For over 30 years, Villinski has engaged in a studio practice rooted in what he has termed, “simply alchemy,” the transformation of the mundane into the magical, the humble into the revelatory. Employing an array of found materials including cotton gloves, leather belts, crushed aluminum beer cans, and more recently live butterflies and kitchen knives, the artist creates assemblage sculpture that makes reference to the utilitarian purpose of these constituent parts while simultaneously pointing to larger, more universal themes about being a person in the world. The artist’s hand is revealed not in the making of marks or carving of forms, but in the coaxing of raw materials from the landscape of daily life into new allegorical constructs, full of poetic charge and beauty.
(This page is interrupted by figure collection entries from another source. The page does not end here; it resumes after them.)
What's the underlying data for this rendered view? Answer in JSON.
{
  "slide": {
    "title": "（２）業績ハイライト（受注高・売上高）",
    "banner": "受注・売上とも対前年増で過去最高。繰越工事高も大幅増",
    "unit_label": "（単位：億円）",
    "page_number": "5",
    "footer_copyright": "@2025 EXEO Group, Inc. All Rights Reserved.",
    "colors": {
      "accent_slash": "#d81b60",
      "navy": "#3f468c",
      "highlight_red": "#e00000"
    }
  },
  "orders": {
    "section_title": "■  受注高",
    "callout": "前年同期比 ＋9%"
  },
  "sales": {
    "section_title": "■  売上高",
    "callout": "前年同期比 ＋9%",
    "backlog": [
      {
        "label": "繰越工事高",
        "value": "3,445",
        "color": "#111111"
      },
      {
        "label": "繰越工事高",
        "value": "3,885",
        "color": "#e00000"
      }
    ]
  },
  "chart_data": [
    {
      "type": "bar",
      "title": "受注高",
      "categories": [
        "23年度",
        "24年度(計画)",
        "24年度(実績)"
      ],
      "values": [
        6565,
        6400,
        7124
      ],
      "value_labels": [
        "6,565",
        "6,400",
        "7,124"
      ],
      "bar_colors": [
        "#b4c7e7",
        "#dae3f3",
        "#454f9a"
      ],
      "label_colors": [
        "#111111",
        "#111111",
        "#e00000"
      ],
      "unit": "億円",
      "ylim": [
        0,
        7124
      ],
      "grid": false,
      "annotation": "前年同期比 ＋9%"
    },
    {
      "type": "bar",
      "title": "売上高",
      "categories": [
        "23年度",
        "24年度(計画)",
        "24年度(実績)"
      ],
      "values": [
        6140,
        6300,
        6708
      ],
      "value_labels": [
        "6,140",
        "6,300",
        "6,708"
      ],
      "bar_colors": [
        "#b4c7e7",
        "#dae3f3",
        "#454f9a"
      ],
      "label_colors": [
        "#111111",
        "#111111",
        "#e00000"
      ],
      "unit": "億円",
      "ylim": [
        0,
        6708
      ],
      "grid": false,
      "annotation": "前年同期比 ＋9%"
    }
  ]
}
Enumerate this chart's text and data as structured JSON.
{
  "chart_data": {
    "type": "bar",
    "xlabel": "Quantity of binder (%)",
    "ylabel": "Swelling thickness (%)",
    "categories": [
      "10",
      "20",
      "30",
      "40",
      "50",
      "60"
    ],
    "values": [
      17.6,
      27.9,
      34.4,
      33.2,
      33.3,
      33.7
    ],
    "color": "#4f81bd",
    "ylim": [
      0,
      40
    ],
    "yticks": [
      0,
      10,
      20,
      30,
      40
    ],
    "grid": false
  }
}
Villinski’s work often addresses highly personal themes: growing up as an Air Force brat inspired a fascination with the culture and metaphors of aviation; he later found a sense of purpose in the progressive politics, naturalism, and environmental leanings of Southern Maine. Through his art, Villinski has also reconciled his own experiences of addiction and recovery. Despite the specificity and personal nature of many of these concerns, his work has broad-ranging implications and visual impact, establishing itself quickly through a gestalt of sophisticated accessibility and seduction, drawing viewers in and then inviting them to think deeply about what, in fact, they are looking at.

Underlying all the works in the exhibition is an interest in what it means to transform, whereby cans become butterflies, belts become blankets, and knives become wings. In this sense, Villinski’s works ultimately exude a palpable optimism, one that speaks to our ability to adapt, to locate meaning and unearth beauty, and to become new.